遺産をどのように分割するかを話し合って決めることを、遺産分割(協議)と言います。
遺産分割は相続人が1人でも欠けた場合は有効に成立しません。また、相続人に未成年がいる場合は、未成年者のために家庭裁判所で特別代理人の選任を受けなければいけません。特別代理人が、未成年者を代理して遺産の分割協議を行い、その遺産分割に基づいて相続税の申告・納税も行うことになります。

この遺産分割により各人が受け取った財産の割合によって、各人が支払う相続税の割合が決まります。

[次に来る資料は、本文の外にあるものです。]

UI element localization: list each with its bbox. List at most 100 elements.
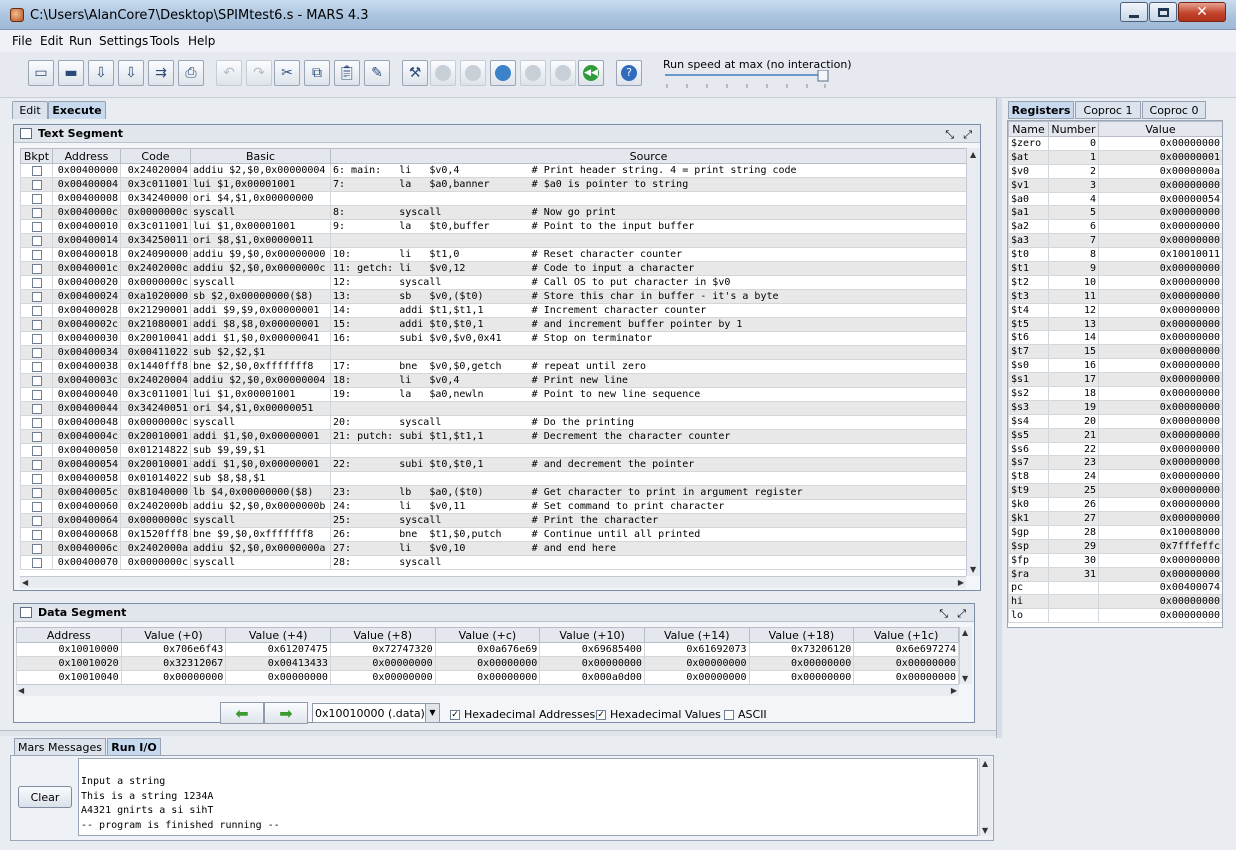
breakpoint-checkbox[interactable] [31, 432, 42, 442]
breakpoint-checkbox[interactable] [31, 460, 42, 470]
data-value-cell[interactable]: 0x00000000 [643, 669, 750, 684]
breakpoint-checkbox[interactable] [31, 222, 42, 232]
data-column-header[interactable]: Value (+c) [434, 627, 541, 643]
print-button[interactable]: ⎙ [178, 60, 204, 86]
redo-button[interactable]: ↷ [246, 60, 272, 86]
data-column-header[interactable]: Value (+0) [120, 627, 227, 643]
data-column-header[interactable]: Address [16, 627, 122, 643]
column-header-value[interactable]: Value [1098, 121, 1222, 137]
data-value-cell[interactable]: 0x00000000 [329, 669, 436, 684]
data-value-cell[interactable]: 0x00413433 [225, 655, 331, 671]
register-value-cell[interactable]: 0x00000000 [1098, 219, 1222, 235]
register-value-cell[interactable]: 0x00000000 [1098, 288, 1222, 304]
text-segment-vscroll[interactable]: ▲ ▼ [966, 148, 980, 576]
column-header-basic[interactable]: Basic [190, 148, 331, 164]
table-row[interactable]: 0x00400050 0x01214822 sub $9,$9,$1 [20, 443, 966, 458]
table-row[interactable]: 0x00400054 0x20010001 addi $1,$0,0x0000000… [20, 457, 966, 472]
data-value-cell[interactable]: 0x0a676e69 [434, 642, 541, 657]
split-divider[interactable] [996, 98, 1002, 738]
table-row[interactable]: 0x00400060 0x2402000b addiu $2,$0,0x000000… [20, 499, 966, 514]
backstep-button[interactable] [490, 60, 516, 86]
breakpoint-checkbox[interactable] [31, 404, 42, 414]
register-value-cell[interactable]: 0x00000000 [1098, 469, 1222, 485]
tab-registers[interactable]: Registers [1008, 101, 1074, 119]
find-replace-button[interactable]: ✎ [364, 60, 390, 86]
tab-coproc-1[interactable]: Coproc 1 [1075, 101, 1141, 119]
data-value-cell[interactable]: 0x00000000 [643, 655, 750, 671]
register-value-cell[interactable]: 0x00000000 [1098, 205, 1222, 221]
column-header-code[interactable]: Code [120, 148, 191, 164]
scroll-right-icon[interactable]: ▶ [951, 686, 957, 695]
breakpoint-checkbox[interactable] [31, 530, 42, 540]
hex-addresses-checkbox[interactable]: ✓ [450, 708, 460, 721]
breakpoint-checkbox[interactable] [31, 180, 42, 190]
minimize-pane-icon[interactable]: ⤡ [939, 605, 948, 622]
run-speed-slider[interactable] [663, 70, 831, 90]
ascii-check[interactable] [724, 710, 734, 720]
run-io-console[interactable]: Input a string This is a string 1234A A432… [78, 758, 978, 836]
scroll-right-icon[interactable]: ▶ [958, 578, 964, 587]
data-column-header[interactable]: Value (+1c) [853, 627, 959, 643]
data-segment-vscroll[interactable]: ▲ ▼ [959, 627, 972, 684]
breakpoint-checkbox[interactable] [31, 194, 42, 204]
data-value-cell[interactable]: 0x00000000 [853, 655, 959, 671]
ascii-checkbox[interactable] [724, 708, 734, 721]
prev-memory-button[interactable]: ⬅ [220, 702, 264, 724]
breakpoint-checkbox[interactable] [31, 446, 42, 456]
run-button[interactable] [430, 60, 456, 86]
table-row[interactable]: 0x00400040 0x3c011001 lui $1,0x00001001 19:… [20, 387, 966, 402]
data-column-header[interactable]: Value (+8) [329, 627, 436, 643]
hex-values-checkbox[interactable]: ✓ [596, 708, 606, 721]
data-column-header[interactable]: Value (+18) [748, 627, 855, 643]
tab-edit[interactable]: Edit [12, 101, 48, 119]
breakpoint-checkbox[interactable] [31, 250, 42, 260]
table-row[interactable]: 0x0040005c 0x81040000 lb $4,0x00000000($8)… [20, 485, 966, 500]
data-value-cell[interactable]: 0x69685400 [539, 642, 645, 657]
register-value-cell[interactable]: 0x00000000 [1098, 136, 1222, 151]
register-value-cell[interactable]: 0x00000000 [1098, 274, 1222, 290]
column-header-name[interactable]: Name [1008, 121, 1049, 137]
next-memory-button[interactable]: ➡ [264, 702, 308, 724]
table-row[interactable]: 0x0040004c 0x20010001 addi $1,$0,0x0000000… [20, 429, 966, 444]
maximize-pane-icon[interactable]: ⤢ [963, 126, 972, 143]
copy-button[interactable]: ⧉ [304, 60, 330, 86]
tab-execute[interactable]: Execute [48, 101, 106, 119]
data-segment-hscroll[interactable]: ◀ ▶ [16, 684, 959, 696]
table-row[interactable]: 0x0040001c 0x2402000c addiu $2,$0,0x000000… [20, 261, 966, 276]
pause-button[interactable] [520, 60, 546, 86]
scroll-up-icon[interactable]: ▲ [962, 628, 968, 637]
register-value-cell[interactable]: 0x00000000 [1098, 233, 1222, 249]
cut-button[interactable]: ✂ [274, 60, 300, 86]
register-value-cell[interactable]: 0x00000000 [1098, 594, 1222, 610]
register-value-cell[interactable]: 0x10010011 [1098, 247, 1222, 263]
register-value-cell[interactable]: 0x00000000 [1098, 441, 1222, 457]
register-value-cell[interactable]: 0x00000000 [1098, 552, 1222, 568]
table-row[interactable]: 0x00400028 0x21290001 addi $9,$9,0x0000000… [20, 303, 966, 318]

遺産分割が思うように進まず、相続税の申告・納税までに終わらないというケースは少なくありません。申告期限までに遺産分割が間に合わなかったときは、申告・納税をしなくてもよい、という訳ではありません。終わらなかった場合は、とりあえず、法定相続分で相続財産を取得したものとして相続税の申告を行います。その後、取得した財産に従って相続税を再計算し、修正申告または更正の請求によって、払い過ぎた税金や新たに支払うことになった税金について対応します。

遺産分割は、相続税の申告・納税までに必ず終了させておくべきものではありませんが、後の修正申告や更正の請求手続きなどの手間などを考えると、相続税の申告・納税期限までに遺産分割を終えてしまうのがベストと考えます。